An Australian surfboard shaper whose three-fin 'thruster' design fundamentally changed wave riding, giving surfers unprecedented control and power.
Simon Anderson didn't just tweak surfboard design; he engineered a revolution from his Sydney workshop. In the late 1970s, surfing was divided between the loose, skatey feel of twin-fin boards and the clunky drive of single fins. Anderson, a powerful competitor himself, wanted both. In 1980, he glassed a new concept: a three-fin setup with a larger central fin flanked by two smaller side bites, all connected to a wider, flatter rocker. He called it the 'Thruster.' The effect was immediate and transformative.
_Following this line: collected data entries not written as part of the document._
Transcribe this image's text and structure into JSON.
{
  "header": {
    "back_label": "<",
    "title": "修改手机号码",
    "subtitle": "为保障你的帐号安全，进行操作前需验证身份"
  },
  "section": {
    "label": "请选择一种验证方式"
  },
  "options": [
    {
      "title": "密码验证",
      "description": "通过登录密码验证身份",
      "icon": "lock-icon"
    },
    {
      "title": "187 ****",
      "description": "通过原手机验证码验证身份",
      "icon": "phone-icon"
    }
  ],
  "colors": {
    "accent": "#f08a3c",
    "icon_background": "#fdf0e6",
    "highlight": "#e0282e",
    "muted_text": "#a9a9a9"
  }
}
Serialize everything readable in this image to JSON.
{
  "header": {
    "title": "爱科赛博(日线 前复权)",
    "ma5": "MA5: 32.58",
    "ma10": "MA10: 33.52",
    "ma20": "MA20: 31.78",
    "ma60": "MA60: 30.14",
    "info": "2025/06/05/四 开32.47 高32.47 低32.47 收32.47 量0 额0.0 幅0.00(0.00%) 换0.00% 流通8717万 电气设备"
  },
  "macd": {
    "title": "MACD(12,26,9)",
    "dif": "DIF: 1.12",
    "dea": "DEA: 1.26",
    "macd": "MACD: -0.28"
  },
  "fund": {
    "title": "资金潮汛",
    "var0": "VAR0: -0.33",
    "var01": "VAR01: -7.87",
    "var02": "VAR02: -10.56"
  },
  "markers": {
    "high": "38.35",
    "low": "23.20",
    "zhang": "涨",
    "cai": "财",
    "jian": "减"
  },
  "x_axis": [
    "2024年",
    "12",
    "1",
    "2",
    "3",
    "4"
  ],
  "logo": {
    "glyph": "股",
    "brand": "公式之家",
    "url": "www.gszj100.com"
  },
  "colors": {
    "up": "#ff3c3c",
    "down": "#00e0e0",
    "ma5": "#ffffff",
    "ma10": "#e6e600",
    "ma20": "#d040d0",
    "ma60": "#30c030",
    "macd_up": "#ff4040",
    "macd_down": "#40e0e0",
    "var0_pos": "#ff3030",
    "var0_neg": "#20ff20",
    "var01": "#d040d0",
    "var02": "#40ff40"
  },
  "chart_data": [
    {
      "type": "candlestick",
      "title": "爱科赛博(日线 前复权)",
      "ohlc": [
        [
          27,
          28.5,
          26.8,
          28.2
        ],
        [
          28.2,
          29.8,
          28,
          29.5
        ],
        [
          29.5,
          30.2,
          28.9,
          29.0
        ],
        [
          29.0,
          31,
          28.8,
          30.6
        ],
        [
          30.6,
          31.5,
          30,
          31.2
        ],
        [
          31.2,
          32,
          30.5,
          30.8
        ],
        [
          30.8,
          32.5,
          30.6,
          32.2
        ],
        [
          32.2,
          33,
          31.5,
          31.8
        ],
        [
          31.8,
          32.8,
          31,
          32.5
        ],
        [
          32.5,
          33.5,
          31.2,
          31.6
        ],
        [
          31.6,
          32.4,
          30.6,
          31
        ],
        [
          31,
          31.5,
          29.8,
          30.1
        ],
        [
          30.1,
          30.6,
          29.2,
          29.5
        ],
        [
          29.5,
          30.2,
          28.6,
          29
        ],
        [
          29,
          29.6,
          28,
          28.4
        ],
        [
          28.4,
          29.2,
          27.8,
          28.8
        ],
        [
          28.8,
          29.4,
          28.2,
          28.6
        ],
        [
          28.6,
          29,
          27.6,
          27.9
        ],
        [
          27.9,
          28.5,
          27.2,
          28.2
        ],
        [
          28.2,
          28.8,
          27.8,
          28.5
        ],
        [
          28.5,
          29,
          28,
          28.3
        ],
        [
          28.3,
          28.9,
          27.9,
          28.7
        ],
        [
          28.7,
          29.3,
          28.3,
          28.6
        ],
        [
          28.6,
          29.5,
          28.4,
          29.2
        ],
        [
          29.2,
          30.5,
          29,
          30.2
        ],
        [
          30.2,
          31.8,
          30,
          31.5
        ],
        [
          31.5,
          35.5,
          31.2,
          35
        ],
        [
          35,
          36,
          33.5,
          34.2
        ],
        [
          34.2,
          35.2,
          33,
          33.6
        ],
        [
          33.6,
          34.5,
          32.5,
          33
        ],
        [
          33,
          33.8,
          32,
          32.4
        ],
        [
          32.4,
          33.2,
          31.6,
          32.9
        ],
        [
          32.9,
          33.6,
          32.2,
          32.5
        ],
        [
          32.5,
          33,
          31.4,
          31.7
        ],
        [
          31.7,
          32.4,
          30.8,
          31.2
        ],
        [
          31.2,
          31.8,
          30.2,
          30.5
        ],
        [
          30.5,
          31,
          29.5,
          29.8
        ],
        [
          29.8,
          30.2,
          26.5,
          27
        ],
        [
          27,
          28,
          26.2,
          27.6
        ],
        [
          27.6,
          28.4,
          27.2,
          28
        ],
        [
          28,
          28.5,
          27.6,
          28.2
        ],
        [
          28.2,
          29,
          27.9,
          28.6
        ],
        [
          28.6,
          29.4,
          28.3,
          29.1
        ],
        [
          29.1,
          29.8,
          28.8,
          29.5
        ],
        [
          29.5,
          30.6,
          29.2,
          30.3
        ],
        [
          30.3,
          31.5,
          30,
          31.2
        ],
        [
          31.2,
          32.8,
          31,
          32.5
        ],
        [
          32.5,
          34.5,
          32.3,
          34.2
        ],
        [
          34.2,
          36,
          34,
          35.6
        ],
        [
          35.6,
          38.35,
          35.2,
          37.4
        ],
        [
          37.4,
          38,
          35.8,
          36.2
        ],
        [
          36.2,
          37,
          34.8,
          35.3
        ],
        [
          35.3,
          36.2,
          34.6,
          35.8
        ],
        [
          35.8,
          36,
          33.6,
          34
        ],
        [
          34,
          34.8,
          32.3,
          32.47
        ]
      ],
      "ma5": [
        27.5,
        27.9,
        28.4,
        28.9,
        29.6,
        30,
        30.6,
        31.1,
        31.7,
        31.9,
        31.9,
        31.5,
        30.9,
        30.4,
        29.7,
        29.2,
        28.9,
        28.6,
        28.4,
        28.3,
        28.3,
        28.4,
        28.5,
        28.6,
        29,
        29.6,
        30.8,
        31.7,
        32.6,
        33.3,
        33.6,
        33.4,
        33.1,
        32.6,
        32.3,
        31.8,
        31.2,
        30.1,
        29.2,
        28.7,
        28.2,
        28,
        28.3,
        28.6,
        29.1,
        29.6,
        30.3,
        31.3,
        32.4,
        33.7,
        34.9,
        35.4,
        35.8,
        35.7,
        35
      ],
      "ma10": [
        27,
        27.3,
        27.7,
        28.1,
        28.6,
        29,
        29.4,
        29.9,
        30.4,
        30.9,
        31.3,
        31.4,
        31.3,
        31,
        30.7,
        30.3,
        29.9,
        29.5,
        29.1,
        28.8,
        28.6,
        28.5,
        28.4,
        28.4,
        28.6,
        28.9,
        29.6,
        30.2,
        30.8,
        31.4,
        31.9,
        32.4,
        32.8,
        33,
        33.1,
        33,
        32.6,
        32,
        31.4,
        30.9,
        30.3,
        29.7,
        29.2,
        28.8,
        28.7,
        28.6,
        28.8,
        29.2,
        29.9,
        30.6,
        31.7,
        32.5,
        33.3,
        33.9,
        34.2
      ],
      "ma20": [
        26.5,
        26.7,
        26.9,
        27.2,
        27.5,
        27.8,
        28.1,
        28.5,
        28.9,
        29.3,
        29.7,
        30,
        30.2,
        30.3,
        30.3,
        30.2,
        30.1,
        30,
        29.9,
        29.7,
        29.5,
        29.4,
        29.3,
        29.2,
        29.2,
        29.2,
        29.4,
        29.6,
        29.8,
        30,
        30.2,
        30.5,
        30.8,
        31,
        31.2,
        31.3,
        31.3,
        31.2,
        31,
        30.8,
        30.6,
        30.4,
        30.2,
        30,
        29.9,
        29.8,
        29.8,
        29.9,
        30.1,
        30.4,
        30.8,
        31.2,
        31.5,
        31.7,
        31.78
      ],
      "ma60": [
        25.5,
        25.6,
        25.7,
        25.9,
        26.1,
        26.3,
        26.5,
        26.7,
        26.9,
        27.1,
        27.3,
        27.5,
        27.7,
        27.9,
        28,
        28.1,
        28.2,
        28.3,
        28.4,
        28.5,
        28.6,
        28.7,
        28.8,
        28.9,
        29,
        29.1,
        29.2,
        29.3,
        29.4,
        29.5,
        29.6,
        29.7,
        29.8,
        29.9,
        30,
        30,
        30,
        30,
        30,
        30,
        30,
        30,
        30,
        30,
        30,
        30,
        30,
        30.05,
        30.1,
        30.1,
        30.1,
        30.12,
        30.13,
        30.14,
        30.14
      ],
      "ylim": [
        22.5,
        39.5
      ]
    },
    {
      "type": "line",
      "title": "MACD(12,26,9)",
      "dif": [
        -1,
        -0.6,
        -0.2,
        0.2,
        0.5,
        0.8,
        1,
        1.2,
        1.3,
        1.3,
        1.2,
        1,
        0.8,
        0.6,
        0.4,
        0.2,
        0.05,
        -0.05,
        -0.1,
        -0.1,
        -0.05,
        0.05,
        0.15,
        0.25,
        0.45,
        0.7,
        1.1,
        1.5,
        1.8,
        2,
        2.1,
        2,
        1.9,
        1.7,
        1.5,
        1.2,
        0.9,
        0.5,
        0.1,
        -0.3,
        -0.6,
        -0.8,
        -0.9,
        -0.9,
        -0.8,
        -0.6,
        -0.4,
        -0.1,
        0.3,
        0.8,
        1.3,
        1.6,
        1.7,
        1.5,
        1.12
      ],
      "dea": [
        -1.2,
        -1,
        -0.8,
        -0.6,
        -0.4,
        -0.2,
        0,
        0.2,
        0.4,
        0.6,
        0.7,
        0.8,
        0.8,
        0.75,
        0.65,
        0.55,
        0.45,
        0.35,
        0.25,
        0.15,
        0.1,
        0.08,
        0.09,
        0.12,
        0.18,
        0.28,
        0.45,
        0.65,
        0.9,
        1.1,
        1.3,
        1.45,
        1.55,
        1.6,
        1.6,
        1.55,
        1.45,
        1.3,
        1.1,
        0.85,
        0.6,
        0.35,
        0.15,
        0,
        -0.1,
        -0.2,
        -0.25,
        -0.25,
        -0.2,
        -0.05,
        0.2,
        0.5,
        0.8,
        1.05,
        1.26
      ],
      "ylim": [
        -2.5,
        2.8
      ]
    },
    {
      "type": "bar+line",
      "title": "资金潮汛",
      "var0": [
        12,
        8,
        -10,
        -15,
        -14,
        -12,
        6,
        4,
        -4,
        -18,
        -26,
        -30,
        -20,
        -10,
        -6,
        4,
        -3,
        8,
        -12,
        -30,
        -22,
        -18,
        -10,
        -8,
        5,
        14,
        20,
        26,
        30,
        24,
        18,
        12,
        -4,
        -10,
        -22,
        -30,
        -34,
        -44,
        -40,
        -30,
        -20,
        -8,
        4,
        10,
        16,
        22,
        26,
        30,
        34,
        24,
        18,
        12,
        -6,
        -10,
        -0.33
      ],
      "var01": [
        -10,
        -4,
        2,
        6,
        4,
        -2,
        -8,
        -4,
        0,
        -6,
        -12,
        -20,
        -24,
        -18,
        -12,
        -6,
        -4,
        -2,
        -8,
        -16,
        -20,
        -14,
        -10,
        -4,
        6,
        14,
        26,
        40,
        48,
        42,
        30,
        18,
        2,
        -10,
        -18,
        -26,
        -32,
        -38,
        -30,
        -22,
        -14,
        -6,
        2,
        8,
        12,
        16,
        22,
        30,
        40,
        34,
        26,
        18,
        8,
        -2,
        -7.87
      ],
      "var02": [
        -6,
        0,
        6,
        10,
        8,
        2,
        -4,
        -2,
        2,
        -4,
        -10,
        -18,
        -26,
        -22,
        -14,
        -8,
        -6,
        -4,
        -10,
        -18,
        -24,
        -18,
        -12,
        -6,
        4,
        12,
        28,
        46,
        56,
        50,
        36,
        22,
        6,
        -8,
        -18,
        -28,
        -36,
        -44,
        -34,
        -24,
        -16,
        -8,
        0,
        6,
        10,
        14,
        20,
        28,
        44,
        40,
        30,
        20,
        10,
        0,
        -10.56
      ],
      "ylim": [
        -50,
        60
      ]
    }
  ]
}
The board offered a quantum leap in control, allowing surfers to push harder off the bottom, carve tighter turns, and generate speed in critical parts of the wave. Anderson proved its worth by winning the 1981 Bells Beach contest on his new design. Almost overnight, the Thruster became the global standard, a rare instance of a single innovation completely resetting the technical parameters of a sport. Every high-performance surfboard since owes a debt to his simple, brilliant idea.
1946–1964
The largest generation in history at the time. Shaped by postwar prosperity, the Vietnam War, the sexual revolution, and Watergate. They questioned every institution their parents built — then ran them.
Simon was born in 1954, placing them squarely in the Baby Boomers. The events that shaped this generation — postwar prosperity, civil rights, Vietnam, and the counterculture — shaped the world they entered and the choices available to them.
The biggest hits of 1954
#1 Movie
White Christmas
Best Picture
On the Waterfront
#1 TV Show
I Love Lucy
The world at every milestone
Brown v. Board of Education desegregates US schools
Fidel Castro takes power in Cuba
Summer of Love in San Francisco; first Super Bowl
First Earth Day; The Beatles break up
Watergate break-in; last Apollo Moon mission
Fall of Saigon ends the Vietnam War
Apple Macintosh introduced
Nelson Mandela elected president of South Africa
Indian Ocean tsunami kills over 230,000
Russia annexes Crimea; Ebola outbreak in West Africa
AI reshapes industries; Paris Olympics
He initially kept his Thruster design secret, fearing competitors would copy it before he could prove its worth in competition.
Before the Thruster, Anderson was known for riding large, single-fin 'guns' at big wave spots like Hawaii's Waimea Bay.
He has written columns for surfing magazines, offering technical analysis and commentary on board design.
The original Thruster prototype is now housed in the Australian National Museum.
“I wanted a board that would turn off the tail like a twin-fin but had the drive and hold of a single-fin.”